"Bang?"
"Abang, ngak apa-apa. Abang harap kamu jaga rahasia ini, Sab"
Cemas tergurat dari wajah Sabrina, adik satu-satunya Andaru.
Pucat wajahnya mungkin terasa capek dan lelah seharian Andaru menerima banyak tamu datang memberikan selamat dan doa atas pernikahannya.
"Tapi Bang? Abang lagi sakit. Abang ngak bisa diam dan sembunyiin sakit dari Naila,"
"Abang baik-baik aja. Kamu tenang aja, Sab"
Cemas dan khawatir kian tergurat dua tangan Sabrina memapah jalan Andaru masih saja berusaha senyum pada tamu-tamu baru saja keluar masuk dari dalam toilet. Lorong kecil memang terlihat padat dengan tamu undangan, kelihatan masih antai sebagian tamu didepan pintu masuk toilet dalam hotel dimana Andaru sedang melaksanakan resefsi pernikahannya dengan Naila.
Setelan jas putih, dalaman kemeja putih serta sepasang sepatu pantofel putih membuat terlihat dia tampak tampan sekali, tapi tetap saja wajah pucatnya kentara jelas terlihat. Sekali jemari kirinya mengendorkan lilitan dasi biru tua, serasa sedikit tidak terlalu menyekek lehernya.
"Bang!" sontak dua tangan Sabrina merangkul bahu kiri-kanan bahu Andaru hampir terjatuh.
Makin lemas dan pucat dirasa Andaru, seakan dia tidak ingin merusak kebahagian yang sebentar lagi akan di rasakannya.
"Bang?" makin bingung Sabrina kenapa Abangnya tidak masuk kedalam ballroom.

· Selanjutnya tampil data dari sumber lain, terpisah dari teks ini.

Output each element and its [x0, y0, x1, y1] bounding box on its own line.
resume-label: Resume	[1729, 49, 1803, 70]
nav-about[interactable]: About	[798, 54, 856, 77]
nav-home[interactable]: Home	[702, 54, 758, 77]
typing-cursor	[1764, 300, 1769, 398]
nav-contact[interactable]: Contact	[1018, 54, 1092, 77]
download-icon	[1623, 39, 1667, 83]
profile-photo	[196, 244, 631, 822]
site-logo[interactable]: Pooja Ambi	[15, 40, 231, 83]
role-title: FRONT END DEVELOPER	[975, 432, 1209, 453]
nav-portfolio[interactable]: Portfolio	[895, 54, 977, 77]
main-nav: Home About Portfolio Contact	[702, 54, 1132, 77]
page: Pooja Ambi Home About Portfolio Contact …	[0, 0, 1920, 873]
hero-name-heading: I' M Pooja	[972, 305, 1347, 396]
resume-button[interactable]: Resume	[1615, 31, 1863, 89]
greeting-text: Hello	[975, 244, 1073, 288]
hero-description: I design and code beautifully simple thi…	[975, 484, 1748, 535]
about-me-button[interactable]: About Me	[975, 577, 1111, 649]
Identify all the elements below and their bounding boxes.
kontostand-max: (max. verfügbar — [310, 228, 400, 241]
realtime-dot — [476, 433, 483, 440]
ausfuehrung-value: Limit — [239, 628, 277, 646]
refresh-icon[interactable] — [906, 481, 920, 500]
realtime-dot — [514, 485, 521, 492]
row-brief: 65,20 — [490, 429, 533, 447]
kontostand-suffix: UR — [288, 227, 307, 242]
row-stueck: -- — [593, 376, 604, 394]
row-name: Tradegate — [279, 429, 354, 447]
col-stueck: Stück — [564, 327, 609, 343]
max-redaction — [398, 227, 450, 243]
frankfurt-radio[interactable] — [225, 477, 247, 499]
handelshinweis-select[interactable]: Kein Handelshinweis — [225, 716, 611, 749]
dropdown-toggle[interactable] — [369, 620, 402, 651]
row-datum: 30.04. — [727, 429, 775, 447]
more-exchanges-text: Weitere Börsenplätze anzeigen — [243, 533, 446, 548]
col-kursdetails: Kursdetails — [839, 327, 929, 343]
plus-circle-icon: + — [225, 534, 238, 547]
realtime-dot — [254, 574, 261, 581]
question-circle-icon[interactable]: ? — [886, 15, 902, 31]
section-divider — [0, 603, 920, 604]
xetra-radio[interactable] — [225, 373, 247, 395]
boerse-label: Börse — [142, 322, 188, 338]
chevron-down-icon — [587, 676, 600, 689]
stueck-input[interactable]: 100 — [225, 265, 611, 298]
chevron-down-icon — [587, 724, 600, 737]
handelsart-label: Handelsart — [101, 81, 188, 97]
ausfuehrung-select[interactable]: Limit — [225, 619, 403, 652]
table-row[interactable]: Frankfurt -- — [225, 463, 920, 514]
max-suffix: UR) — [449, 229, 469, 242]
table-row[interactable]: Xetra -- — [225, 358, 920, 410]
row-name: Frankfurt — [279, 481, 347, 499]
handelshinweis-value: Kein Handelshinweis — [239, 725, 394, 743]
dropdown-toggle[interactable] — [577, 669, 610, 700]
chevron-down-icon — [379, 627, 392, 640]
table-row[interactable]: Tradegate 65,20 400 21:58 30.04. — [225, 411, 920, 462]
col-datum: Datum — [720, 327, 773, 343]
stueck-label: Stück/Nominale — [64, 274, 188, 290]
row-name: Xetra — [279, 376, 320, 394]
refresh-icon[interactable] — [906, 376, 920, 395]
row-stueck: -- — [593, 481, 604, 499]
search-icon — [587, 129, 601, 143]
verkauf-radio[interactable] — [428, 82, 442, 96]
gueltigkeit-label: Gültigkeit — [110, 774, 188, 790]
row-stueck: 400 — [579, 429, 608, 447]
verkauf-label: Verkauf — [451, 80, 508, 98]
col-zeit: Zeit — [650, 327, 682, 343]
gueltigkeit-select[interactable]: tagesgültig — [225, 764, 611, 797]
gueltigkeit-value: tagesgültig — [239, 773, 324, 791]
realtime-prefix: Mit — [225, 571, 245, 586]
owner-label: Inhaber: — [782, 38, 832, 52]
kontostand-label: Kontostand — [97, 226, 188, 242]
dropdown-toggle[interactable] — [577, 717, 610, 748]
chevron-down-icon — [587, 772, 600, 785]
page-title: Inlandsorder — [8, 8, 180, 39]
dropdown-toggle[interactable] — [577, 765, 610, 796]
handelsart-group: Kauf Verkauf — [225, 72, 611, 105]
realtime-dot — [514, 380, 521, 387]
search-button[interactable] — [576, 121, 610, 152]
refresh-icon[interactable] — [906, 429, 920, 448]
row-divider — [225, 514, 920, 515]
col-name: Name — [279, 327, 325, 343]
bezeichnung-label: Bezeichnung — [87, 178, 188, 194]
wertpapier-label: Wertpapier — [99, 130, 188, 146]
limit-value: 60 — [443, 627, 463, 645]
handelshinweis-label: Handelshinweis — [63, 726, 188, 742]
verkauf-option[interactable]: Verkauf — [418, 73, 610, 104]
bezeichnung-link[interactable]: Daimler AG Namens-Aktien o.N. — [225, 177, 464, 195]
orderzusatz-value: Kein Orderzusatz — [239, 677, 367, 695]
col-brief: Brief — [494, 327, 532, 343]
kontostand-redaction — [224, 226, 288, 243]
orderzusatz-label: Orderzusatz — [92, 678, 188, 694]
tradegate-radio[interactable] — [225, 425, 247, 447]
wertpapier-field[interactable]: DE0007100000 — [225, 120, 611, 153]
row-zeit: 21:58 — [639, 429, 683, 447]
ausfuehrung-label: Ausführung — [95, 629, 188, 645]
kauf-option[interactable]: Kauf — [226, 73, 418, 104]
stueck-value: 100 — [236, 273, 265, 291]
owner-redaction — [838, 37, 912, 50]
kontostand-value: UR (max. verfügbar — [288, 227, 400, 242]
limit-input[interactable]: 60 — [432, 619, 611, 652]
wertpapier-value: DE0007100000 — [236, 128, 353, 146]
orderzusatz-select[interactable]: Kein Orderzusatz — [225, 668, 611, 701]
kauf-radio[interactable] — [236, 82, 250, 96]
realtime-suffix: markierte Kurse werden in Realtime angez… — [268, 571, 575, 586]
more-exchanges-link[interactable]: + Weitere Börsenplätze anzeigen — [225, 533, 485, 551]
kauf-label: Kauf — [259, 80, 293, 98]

Sesaat wajah bingung Sabrina menoleh kearah pintu masuk ballroom, sudah tidak banyak terlihat tamu lagi keluar masuk. Rada ribet juga drees panjang warna salem, terbalut hijab senada warnanya yang di kenakan Sabrina malam itu, hampir saja ujung dressnya terserimpet ketika ujung sepatu hak tinggi warna merah tua menginjaknya.
"Sabrina ..."
Panggilan terdengar dari Syla sempat Sabrina menoleh kebelakang, tapi dia malahan mengejar Andaru berjalan.
Naila begitu cantik sekali terlilhat malam itu, gaun pengantin putih banyak untaian aneka warna-warna bunga menyelimuti. Tiara beruntai banyak pernak-pernik berkiliau batu permata menjadikan dia malam itu bagai ratu sejagat yang di kelilingi aneka warna bunga.
Lirikan Naila pada Syla, adiknya agar dia mengejar Andaru karena keluarga besarnya ingin pamitan segera pulang. Syla berlari pelan hanya mengangguk, sedangkan Naila masih harus menyalami keluarga besarnya yang akan segera pulang.
View city terlihat dari balkon hotel ternama di kota Jakarta beratap langit gelap malam dengan berselimut serpihan awan-awan kelabu menyamari keindahan sinar cahaya rembulan malam. Kedipan jutaan mata kecil bintang seraya mengajak riang semesta mega malam, namun kenapa tersimpan kesedihan panjang tersimpan rapi sekali
Dua tangan erat sekali berpegangan pada besi stantiles balkon, seraya ada rasa ketakutan yang bakalan malam itu sungguh terjadi. Sinar cahaya rembulan malam seraya ikut sendu menyinari wajah tampan Andaru masih terbalut pucat, tersenyum dia menoleh pada adiknya terlihat cantik tapi ada ketidak yakinan pada raut wajahnya.
"Mungkin ini jadi malam pertama Abang dan malam terakhir Abang, Sabrina."
Makin erat dua tangan mencengkram besi stanlies peyangga balkon pintu kamar di biarkan saja terbuka lebar, seraya dia tidak ingin pergi selamanya.
Tidak jadi langkah Syla akan mendekati, padahal dia sudah berdiri diantara balik pintu kamar hotel terbentang view city. Syla kentara jelas mendengar ungkapan kesedihan hati baru saja di utarakan Abang Iparnya itu. Dress warna sama yang dipakai Sabrina malam itu, serasa membawa dia kejurang keprihatinan bakalan diderita Naila, Kakaknya.